What this means for you and your cat
None of this changes the headline, which is genuinely a calm one. Your cat's over-active thyroid is treatable, and treating it is the right thing to do. The kidney catch just means doing it with your eyes open.
So the practical next steps are simple. Make sure the kidneys are staged before you settle on a treatment. If your cat has any kidney concern, ask your vet about starting with a reversible option (medication or diet) so you can see how the kidneys respond before committing to a permanent cure. Keep up with the rechecks, which watch the thyroid level and the kidneys together, not just one of them. And if your cat seems flat or off after treatment, get the thyroid level checked rather than assuming it's "just the kidneys".
If your cat is drinking and weeing more than usual, that's worth measuring rather than guessing at, and our Thirst & Wee tracker turns it into a number your vet can use. It's also worth reading our piece on living with a treated thyroid cat for the longer-term rhythm of tablets, gels and rechecks, and our four-options comparison if you're still weighing up the route to take. The renal side of the story carries on in our urinary-health (kidney disease) section.

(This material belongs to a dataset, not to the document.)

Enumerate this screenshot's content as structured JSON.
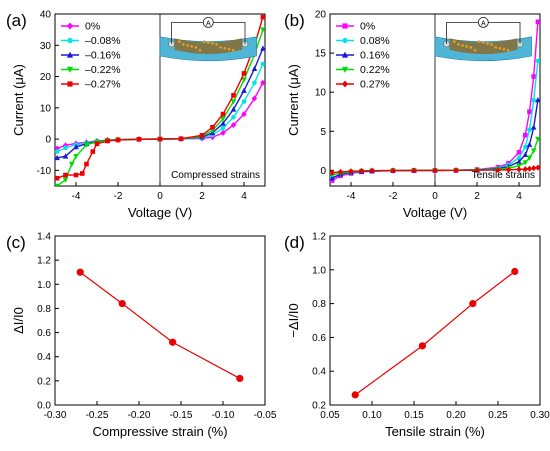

The kidney catch isn't a reason to be afraid of treating your cat. It's the reason to treat carefully and keep watching, and that's a very manageable thing to do.
References
- Carney HC, Ward CR, Bailey SJ, Bruyette D, Dennis S, Ferguson D, Hinc A, Rucinsky AR. 2016 AAFP Guidelines for the Management of Feline Hyperthyroidism. J Feline Med Surg 2016;18(5):400-416. DOI: 10.1177/1098612X16643252.
- Vaske HH, Schermerhorn T, Grauer GF. Effects of feline hyperthyroidism on kidney function: a review. J Feline Med Surg 2016;18(2):55-59. DOI: 10.1177/1098612X15575385.
- Peterson ME, Varela FV, Rishniw M, Polzin DJ. Evaluation of Serum Symmetric Dimethylarginine Concentration as a Marker for Masked Chronic Kidney Disease in Cats With Hyperthyroidism. J Vet Intern Med 2018;32(1):295-304. DOI: 10.1111/jvim.15036.
- Williams TL, Elliott J, Syme HM. Association of iatrogenic hypothyroidism with azotemia and reduced survival time in cats treated for hyperthyroidism. J Vet Intern Med 2010;24(5):1086-1092. DOI: 10.1111/j.1939-1676.2010.0566.x.
- Hyperthyroid cats that develop azotemia following successful radioiodine treatment have shorter survival times compared to cats that remain nonazotemic. J Am Vet Med Assoc 2025;263(4). Article id javma.24.10.0653.
- Cox SE, Wakeling J, Hall T, Williams TL. Survival of radioiodine treated hyperthyroid cats that are euthyroid and hypothyroid after treatment, and effect of levothyroxine supplementation on survival time of cats with iatrogenic hypothyroidism. J Vet Intern Med 2025;39(1):e17295. DOI: 10.1111/jvim.17295.
- North Downs Specialist Referrals (NDSR). The Thyroid and the Kidneys: a Love-Hate Relationship! (referral-hospital clinical insight).